Availability of appropriate processing technology.
vi.
Financing of capital-intensive projects.
A quick SWOT analysis of some petrochemical projects will show that there are
good prospects in the establishment of petrochemical projects in Nigeria.
SWOT (Strengths, Weakness, Opportunities, Threats)
Strengths:
 Availability of feedstocks such as crude oil and natural gas.
 Existing Refining capacity.
 Sizeable market for finished products.
Weakness:
 Rather weak manufacturing sector.
 Low level of infrastructure (especially in power supply).
 Low level of available appropriate technology.
Opportunities:
 Diversification of the Nigerian economy.
 Opportunity to save foreign exchange.
 Opportunity to acquire modern technology and know-how.
 Job opportunities as on the average, there are 7 additional jobs outside due to
downstream activities.
Threats:
 Financing of capital intensive projects.
 National security issues.
RECOMMENDATIONS
The areas of Weakness and Threats should be addressed seriously.
1. The issue of weak manufacturing sector is tied partially to the low level of
available infrastructure especially in the transportation of finished products.
2. Low level of appropriate technology calls for a national strategic approach to
technology acquisition.
3. Issues concerning national security will discourage foreign investments and
joint ventures opportunities.
4. Financing of capital intensive projects could be undertaken by getting
members of industry sectorial groups to mobilize funds for projects relating
to production of petrochemical products used by the group.
For example, members of Agricultural and Agro-processing Group can
mobilize funds for the kick off of the establishment of Ammonia plant.

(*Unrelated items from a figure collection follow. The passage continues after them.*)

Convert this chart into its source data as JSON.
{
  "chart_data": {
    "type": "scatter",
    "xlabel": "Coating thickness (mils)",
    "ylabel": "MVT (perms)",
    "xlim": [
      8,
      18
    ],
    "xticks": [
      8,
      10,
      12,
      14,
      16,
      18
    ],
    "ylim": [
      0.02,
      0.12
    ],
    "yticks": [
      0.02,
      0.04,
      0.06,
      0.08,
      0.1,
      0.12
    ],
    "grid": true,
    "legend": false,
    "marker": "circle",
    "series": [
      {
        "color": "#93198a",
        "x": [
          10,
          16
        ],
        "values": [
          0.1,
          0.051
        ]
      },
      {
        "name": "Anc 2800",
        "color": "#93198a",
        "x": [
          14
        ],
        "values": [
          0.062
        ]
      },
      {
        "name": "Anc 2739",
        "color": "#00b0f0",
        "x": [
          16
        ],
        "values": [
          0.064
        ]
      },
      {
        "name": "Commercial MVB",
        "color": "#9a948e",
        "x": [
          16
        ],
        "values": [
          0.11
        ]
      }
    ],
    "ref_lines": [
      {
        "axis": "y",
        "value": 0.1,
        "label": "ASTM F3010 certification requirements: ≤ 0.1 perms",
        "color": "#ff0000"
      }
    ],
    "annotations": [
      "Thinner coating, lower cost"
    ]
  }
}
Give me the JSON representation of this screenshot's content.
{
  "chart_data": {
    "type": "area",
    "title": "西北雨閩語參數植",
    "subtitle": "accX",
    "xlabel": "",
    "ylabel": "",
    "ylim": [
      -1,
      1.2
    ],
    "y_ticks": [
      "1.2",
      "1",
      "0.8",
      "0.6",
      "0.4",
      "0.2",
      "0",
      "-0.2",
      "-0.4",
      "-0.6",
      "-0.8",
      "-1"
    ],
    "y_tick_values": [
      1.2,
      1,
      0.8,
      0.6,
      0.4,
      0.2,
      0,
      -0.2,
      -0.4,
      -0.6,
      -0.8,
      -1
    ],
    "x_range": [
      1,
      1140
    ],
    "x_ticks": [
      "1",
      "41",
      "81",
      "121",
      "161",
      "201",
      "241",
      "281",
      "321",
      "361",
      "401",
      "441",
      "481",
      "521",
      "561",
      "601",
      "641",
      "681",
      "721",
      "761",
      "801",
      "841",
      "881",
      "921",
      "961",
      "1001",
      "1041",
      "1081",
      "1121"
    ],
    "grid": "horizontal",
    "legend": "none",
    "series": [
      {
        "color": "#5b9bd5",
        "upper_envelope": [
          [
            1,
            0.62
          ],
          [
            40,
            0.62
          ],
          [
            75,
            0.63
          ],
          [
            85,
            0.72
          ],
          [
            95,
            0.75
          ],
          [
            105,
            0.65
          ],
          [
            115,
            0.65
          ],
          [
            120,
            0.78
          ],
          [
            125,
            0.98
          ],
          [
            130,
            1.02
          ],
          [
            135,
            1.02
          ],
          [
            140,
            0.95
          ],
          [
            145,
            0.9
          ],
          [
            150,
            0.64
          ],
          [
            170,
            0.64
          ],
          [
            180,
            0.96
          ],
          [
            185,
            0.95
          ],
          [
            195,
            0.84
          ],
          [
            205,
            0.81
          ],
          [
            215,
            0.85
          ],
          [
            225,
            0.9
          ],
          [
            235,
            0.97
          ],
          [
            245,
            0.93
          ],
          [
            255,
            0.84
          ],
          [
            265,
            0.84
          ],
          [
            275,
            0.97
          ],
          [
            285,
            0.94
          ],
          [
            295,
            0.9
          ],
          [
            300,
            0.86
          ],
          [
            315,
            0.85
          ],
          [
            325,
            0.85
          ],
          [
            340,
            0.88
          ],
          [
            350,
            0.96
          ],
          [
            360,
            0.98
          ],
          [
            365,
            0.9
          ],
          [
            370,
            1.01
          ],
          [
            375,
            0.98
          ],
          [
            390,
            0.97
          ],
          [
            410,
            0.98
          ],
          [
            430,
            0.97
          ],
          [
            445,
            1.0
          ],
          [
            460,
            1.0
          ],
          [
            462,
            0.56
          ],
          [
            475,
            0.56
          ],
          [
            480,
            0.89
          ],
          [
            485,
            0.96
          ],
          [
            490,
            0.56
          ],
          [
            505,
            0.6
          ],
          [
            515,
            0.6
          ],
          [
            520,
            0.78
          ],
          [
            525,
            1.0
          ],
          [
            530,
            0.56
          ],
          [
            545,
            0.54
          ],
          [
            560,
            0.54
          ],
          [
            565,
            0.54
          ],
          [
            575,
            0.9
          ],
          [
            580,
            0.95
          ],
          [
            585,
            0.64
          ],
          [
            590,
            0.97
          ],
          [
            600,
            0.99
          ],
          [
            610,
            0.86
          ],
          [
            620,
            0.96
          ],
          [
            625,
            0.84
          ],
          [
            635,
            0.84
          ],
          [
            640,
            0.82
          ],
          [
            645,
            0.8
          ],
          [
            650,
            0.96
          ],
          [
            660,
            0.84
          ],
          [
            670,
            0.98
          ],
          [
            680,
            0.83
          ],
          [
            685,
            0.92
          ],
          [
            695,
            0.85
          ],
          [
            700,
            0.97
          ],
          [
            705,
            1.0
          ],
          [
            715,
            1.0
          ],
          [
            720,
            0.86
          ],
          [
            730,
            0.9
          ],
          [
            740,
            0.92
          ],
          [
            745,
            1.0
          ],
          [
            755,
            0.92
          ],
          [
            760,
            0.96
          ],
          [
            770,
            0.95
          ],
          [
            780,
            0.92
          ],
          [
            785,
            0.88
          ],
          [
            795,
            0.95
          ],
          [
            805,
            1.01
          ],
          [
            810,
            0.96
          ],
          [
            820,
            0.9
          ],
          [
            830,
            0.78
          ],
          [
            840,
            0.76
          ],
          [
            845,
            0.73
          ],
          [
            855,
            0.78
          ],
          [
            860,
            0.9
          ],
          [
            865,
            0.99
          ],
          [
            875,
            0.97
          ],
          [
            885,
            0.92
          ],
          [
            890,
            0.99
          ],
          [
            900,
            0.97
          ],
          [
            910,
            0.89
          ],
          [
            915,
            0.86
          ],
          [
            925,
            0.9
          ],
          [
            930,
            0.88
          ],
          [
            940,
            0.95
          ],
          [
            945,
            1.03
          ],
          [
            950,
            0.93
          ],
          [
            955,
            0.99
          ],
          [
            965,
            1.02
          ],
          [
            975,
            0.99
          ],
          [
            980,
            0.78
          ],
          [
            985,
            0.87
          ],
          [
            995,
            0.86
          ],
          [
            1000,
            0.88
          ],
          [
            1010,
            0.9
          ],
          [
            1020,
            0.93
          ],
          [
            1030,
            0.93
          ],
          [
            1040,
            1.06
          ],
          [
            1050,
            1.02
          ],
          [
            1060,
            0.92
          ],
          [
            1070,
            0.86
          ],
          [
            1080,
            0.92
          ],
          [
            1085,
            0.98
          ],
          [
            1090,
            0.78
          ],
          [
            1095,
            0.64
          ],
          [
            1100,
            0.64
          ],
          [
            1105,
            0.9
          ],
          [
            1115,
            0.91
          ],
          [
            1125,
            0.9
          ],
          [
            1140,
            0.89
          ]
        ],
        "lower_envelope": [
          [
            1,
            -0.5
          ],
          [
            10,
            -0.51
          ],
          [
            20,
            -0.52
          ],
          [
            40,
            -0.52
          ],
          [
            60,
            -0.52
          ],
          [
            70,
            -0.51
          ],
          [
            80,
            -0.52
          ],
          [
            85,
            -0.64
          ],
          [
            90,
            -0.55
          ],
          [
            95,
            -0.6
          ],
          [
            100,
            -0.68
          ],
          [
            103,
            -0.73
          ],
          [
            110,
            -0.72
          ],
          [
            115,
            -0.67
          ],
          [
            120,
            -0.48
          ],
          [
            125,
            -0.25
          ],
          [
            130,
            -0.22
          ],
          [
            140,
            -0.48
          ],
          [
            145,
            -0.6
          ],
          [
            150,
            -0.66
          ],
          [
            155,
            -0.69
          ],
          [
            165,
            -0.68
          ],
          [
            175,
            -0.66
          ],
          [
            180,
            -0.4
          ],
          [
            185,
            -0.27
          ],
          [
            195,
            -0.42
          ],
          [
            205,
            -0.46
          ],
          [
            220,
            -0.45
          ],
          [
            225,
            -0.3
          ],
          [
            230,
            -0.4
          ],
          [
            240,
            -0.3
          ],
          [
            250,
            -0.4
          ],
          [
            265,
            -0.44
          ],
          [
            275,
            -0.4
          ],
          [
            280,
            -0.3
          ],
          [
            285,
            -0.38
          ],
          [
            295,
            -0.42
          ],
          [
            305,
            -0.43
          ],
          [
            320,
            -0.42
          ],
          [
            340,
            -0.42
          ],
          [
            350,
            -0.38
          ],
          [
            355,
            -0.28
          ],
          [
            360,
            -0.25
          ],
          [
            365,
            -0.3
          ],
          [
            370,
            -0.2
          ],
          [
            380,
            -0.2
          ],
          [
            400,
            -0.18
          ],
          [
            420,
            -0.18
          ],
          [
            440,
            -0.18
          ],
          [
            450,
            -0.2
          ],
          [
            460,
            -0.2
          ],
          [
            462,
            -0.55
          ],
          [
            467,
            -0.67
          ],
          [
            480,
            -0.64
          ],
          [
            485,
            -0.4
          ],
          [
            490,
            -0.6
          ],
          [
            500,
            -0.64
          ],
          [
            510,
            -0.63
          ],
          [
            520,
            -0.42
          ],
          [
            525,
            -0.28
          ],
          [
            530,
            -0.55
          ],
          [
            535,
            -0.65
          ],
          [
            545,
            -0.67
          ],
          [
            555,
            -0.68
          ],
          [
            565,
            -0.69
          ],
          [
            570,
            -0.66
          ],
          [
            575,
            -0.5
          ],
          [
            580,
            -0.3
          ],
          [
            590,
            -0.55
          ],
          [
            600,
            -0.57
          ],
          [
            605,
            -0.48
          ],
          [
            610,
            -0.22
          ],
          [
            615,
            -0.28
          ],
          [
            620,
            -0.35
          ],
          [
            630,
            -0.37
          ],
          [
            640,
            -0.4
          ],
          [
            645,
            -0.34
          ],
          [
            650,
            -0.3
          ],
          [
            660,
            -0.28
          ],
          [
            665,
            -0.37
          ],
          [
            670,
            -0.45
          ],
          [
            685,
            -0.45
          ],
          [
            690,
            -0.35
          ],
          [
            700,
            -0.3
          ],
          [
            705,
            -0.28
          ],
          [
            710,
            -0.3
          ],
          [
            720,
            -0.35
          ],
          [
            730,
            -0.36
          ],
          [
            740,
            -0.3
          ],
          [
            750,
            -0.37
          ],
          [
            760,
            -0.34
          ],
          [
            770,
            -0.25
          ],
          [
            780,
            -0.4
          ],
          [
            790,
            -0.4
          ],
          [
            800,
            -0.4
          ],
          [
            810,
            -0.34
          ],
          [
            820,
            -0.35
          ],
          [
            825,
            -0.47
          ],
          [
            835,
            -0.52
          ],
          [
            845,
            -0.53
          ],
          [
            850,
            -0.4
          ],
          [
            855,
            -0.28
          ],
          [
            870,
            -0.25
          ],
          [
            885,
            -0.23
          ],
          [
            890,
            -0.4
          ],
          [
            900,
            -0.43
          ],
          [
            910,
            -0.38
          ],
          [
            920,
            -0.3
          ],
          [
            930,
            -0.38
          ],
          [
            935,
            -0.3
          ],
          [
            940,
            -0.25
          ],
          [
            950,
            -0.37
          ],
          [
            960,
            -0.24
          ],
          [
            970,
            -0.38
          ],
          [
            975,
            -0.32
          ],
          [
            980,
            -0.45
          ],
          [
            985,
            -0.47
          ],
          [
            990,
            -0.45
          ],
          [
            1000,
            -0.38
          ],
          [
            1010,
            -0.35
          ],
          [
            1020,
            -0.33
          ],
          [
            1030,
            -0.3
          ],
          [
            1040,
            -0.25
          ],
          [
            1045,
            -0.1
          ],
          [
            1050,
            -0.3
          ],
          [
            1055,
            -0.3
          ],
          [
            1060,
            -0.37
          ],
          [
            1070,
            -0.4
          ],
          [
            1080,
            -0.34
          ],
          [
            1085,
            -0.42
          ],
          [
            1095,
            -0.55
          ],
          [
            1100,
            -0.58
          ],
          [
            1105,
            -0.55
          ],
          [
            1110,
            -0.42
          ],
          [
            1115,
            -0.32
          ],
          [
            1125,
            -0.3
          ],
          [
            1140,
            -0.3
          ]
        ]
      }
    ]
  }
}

This is an idea that the Manufacturers Association of Nigeria (MAN) can
develop for implementation.
The same goes for the paints, packaging, pharmaceuticals, textile, minerals
etc. Groups companies that are currently involved in the importation of fuel
products should be encouraged to mobilize funds for the rehabilitation of the
existing refineries.
REFERENCES
Mall, I.D.(1994) Indian Petrochemicals – An Overview Chemical Engineering
World . p101
Mall, I.D.(2007) Petrochemical Process Technology
Macmillan India Ltd, Delhi, India.
McGraw-Hill Publications Co. (1983) Sources and Production Economics of
Chemical Products.
3 Edition. McGraw-Hill Publications, New York, NY.